Tenía 10 años. De esa época recuerdo tres libros, que no solo fueron los primeros que ocuparon los estantes de un aparador de mi habitación que se fue convirtiendo poco a poco biblioteca, sino que despertaron mi curiosidad y nutrieron algo que más tarde reconocería como vocación literaria.

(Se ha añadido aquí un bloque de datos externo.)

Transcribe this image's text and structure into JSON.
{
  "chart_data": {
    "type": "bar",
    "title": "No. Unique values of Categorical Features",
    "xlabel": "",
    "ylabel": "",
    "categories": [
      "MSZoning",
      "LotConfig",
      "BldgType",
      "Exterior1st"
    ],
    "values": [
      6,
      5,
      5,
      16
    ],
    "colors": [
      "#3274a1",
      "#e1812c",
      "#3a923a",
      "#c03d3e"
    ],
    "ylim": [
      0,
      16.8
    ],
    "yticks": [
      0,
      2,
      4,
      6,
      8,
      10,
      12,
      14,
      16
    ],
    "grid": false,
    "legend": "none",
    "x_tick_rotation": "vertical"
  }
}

1) Las Mil y una Noches. Esta famosa compilación de cuentos orientales narra la suerte de Sherezade, quien –condenada a pasar una noche con el sultán Schariar para ser decapitada al día siguiente– salva de morir gracias a una astuta idea: decide contarle al monarca una historia y, una vez que consigue generar su interés, interrumpe su relato para continuar por la mañana. Así lo hizo durante muchas noches, exactamente mil: le hablaba al Sultán de personajes fantásticos como Aladino, Simbad o Alí Babá y, de paso, al postergar la narración, prolongaba su propia existencia. Ese libro me marcó no solo por las aventuras que vivían esos héroes árabes en sus desiertos hechos de bóvedas secretas y en sus palacios alfombrados, sino por la tesis que subyacía a la trama: para vivir hay que contar. Mientras más se cuente, es decir, mientras más ficciones uno invente, y mientras más recurra a las palabras, más vivo estará.
2) Robinson Crusoe (de Daniel Defoe). Con los años he aprendido a reconocer qué era lo que más me fascinaba de este libro cuando lo leía de niño, además de la historia en sí misma. Todos lo recuerdan: un joven escocés tiene que aprende a vivir en una isla luego de que el barco en que viajaba se estrella contra un banco de arena en medio del mar. Lo que me impactó, aunque no lo supe la primera vez, fue la figura del naufragio como metáfora de la soledad de quien escribe. Después de todo, qué cosa es un escritor sino un sujeto aislado de su entorno, que toma posesión de un territorio incierto –la imaginación– y desde allí, luchando contra sus propios límites, trata de reorganizar el mundo o, al menos, de reducir su hostilidad.
Qué importante fue que ese libro llegara a mí por intermedio de una tía que no se encontraba entre mis favoritas y a la que yo siempre había mirado con tirria y no poco espanto por aspecto greñudo y expresión amargada. Sin embargo había belleza en su corazón; con ese regalo empecé a mirarla con otros ojos. Esa fue la segunda lección: detrás de todo lo que nos parece feo, temible u oscuro, hay algo más sensible que reclama nuestra atención.
3) Cartas desde mi Molino (de Alfonso Daudet). De este libro de relatos que trascurren en la región de Provenza (en el límite de Francia e Italia) recuerdo sobre todo los dibujos que aparecían entre las páginas y que servían para que uno imaginara mejor las acciones que describía el narrador. Había molinos que se activaban gracias al viento, burros y cabras parlantes, iglesias y torres antiquísimas, enormes árboles de naranjas, soldados que cabalgaban por semanas, hombres que trabajaban la tierra, mujeres bondadosas que cocinaban el pan, y niños cuyas vidas transcurrían mansamente en las lejanías del campo. Creo que si no hubiese conocido los relatos de Alfonso Daudet me hubiese costado más entender al Quijote cuando me tocó leerlo años después. Me veo leyendo «Cartas desde mi Molino» y transportándome a esos paisajes rurales tan distintos a la calle donde vivía, y alternando con esas criaturas que discutían alegremente sobre sus pocas miserias. Qué acompañado me sentía por esos personajes y qué ganas me daban de conocer el interior de sus casas, sus habitaciones, de husmear entre sus cajones. Leyendo a Daudet aprendí eso: que los libros no son objetos inanimados, sino que están llenos de gente viva y que, al abrirlos, el mundo, aunque sea por unos minutos, es un lugar mejor.
Feliz mes del libro para todos. Los que leen y los que pronto empezarán a leer.